In a decision that could make it harder to file that type of lawsuit in federal court, the court overturned a lower court decision to certify as a class Comcast customers who say the cable provider’s monopoly in the Philadelphia area allowed it to raise prices unfairly.

Justice Antonin Scalia said in a 5-4 decision that the customers need to be able to show that they can tie a single theory of how they were harmed to a specific calculation of damages for class certification. The Comcast subscribers had a model that would have shown damages, but it showed $875 million under four theories.

Only one of their theories was accepted by the lower courts, so there is no showing of how much in damages was attributable to that theory, Scalia said.

“It is clear that, under the proper standard for evaluating certification, respondents’ model falls far short of establishing that damages are capable of measurement on a classwide basis,” Scalia said.
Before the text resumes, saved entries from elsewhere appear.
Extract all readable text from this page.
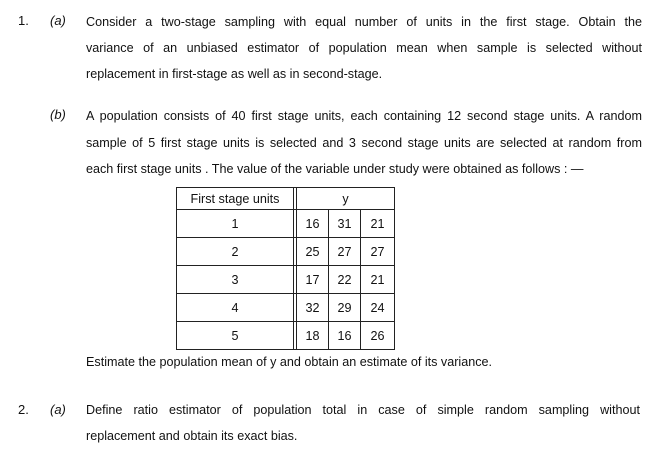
1. (a) Consider a two-stage sampling with equal number of units in the first stage. Obtain the
variance of an unbiased estimator of population mean when sample is selected without
replacement in first-stage as well as in second-stage.
(b) A population consists of 40 first stage units, each containing 12 second stage units. A random
sample of 5 first stage units is selected and 3 second stage units are selected at random from
each first stage units . The value of the variable under study were obtained as follows : —
First stage units		y		
1		16	31	21
2		25	27	27
3		17	22	21
4		32	29	24
5		18	16	26
Estimate the population mean of y and obtain an estimate of its variance.
2. (a) Define ratio estimator of population total in case of simple random sampling without
replacement and obtain its exact bias.
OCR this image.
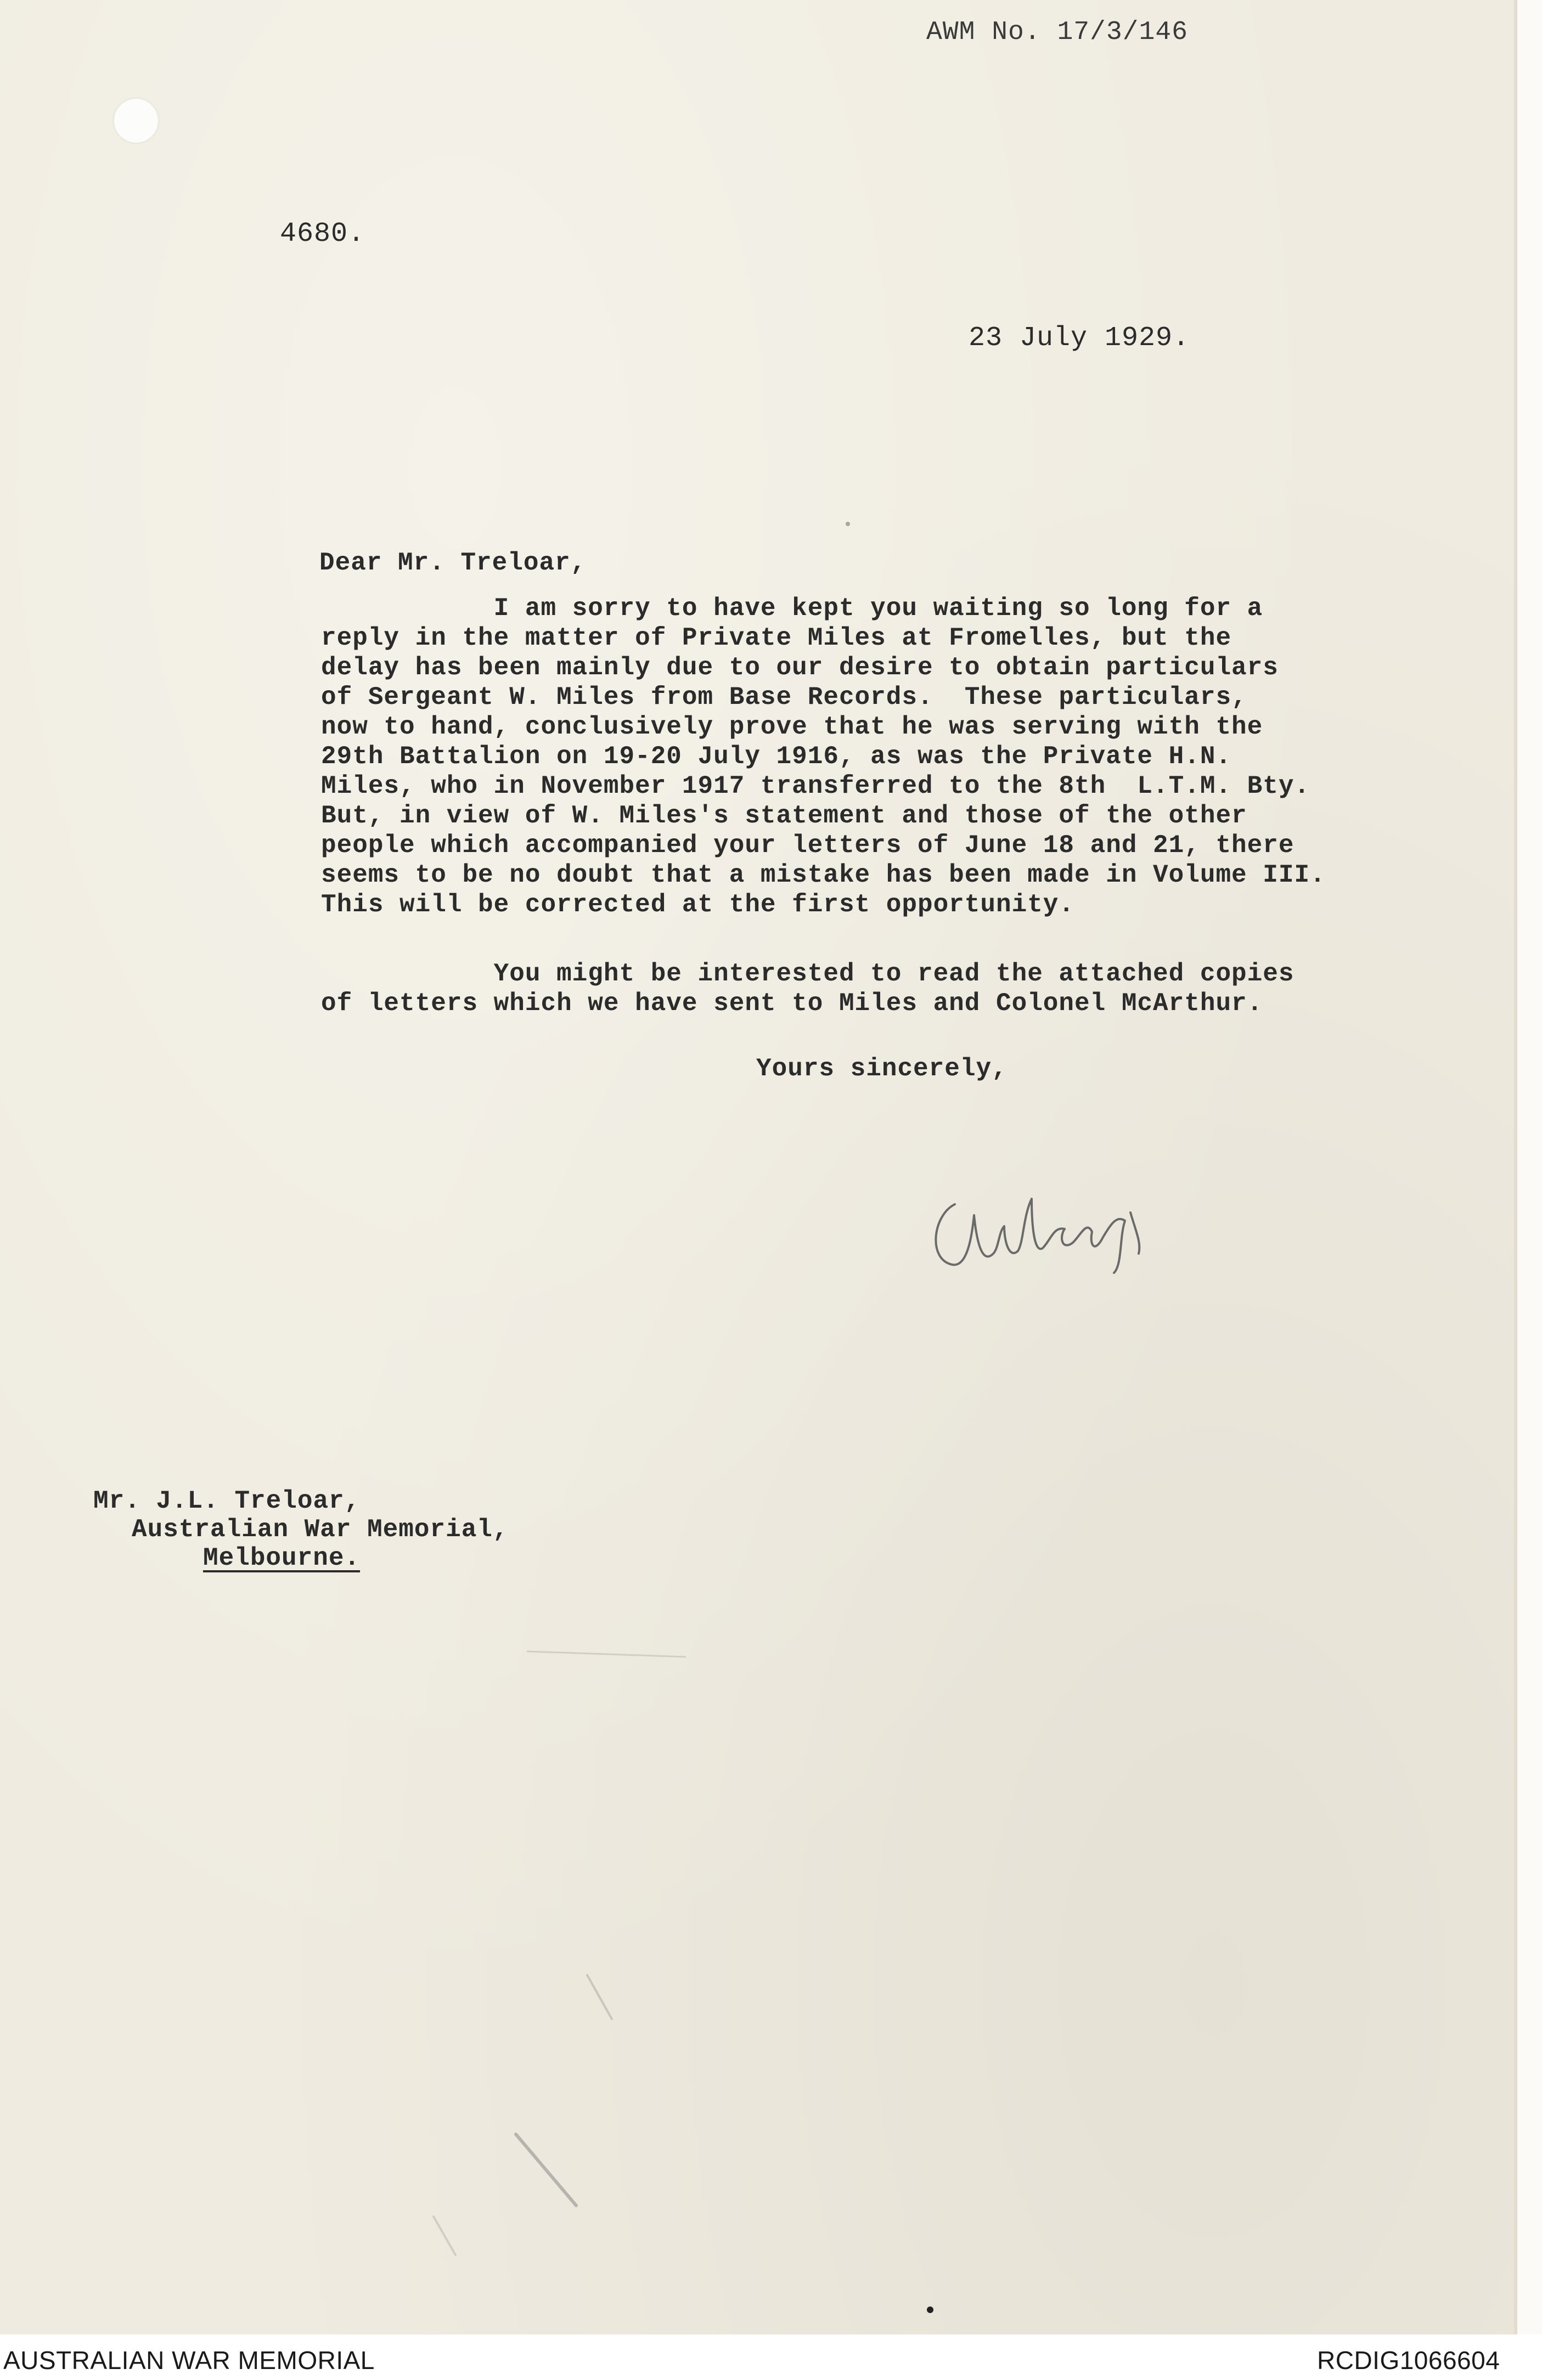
AWM No. 17/3/146
4680.
23 July 1929.
Dear Mr. Treloar,
I am sorry to have kept you waiting so long for a
reply in the matter of Private Miles at Fromelles, but the
delay has been mainly due to our desire to obtain particulars
of Sergeant W. Miles from Base Records.  These particulars,
now to hand, conclusively prove that he was serving with the
29th Battalion on 19-20 July 1916, as was the Private H.N.
Miles, who in November 1917 transferred to the 8th  L.T.M. Bty.
But, in view of W. Miles's statement and those of the other
people which accompanied your letters of June 18 and 21, there
seems to be no doubt that a mistake has been made in Volume III.
This will be corrected at the first opportunity.
You might be interested to read the attached copies
of letters which we have sent to Miles and Colonel McArthur.
Yours sincerely,
Mr. J.L. Treloar,
Australian War Memorial,
Melbourne.
AUSTRALIAN WAR MEMORIAL	RCDIG1066604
Also Wednesday, the court ruled unanimously that the federal government can be sued for abuse claims against prison guards.

The high court accepted the appeal of Kim Lee Millbrook, a federal prisoner who had accused guards of sexually assaulting him in 2010. Millbrook sued the federal government for negligence, assault and battery, but the lower courts threw out his lawsuit.

Justice Clarence Thomas wrote that the Federal Torts Claim Act’s waiver of government immunity against lawsuits “extends to acts or omissions of law enforcement officers that arise within the scope of their employment, regardless of whether the officers are engaged in investigative or law enforcement activity, or are executing a search, seizing evidence or making an arrest.”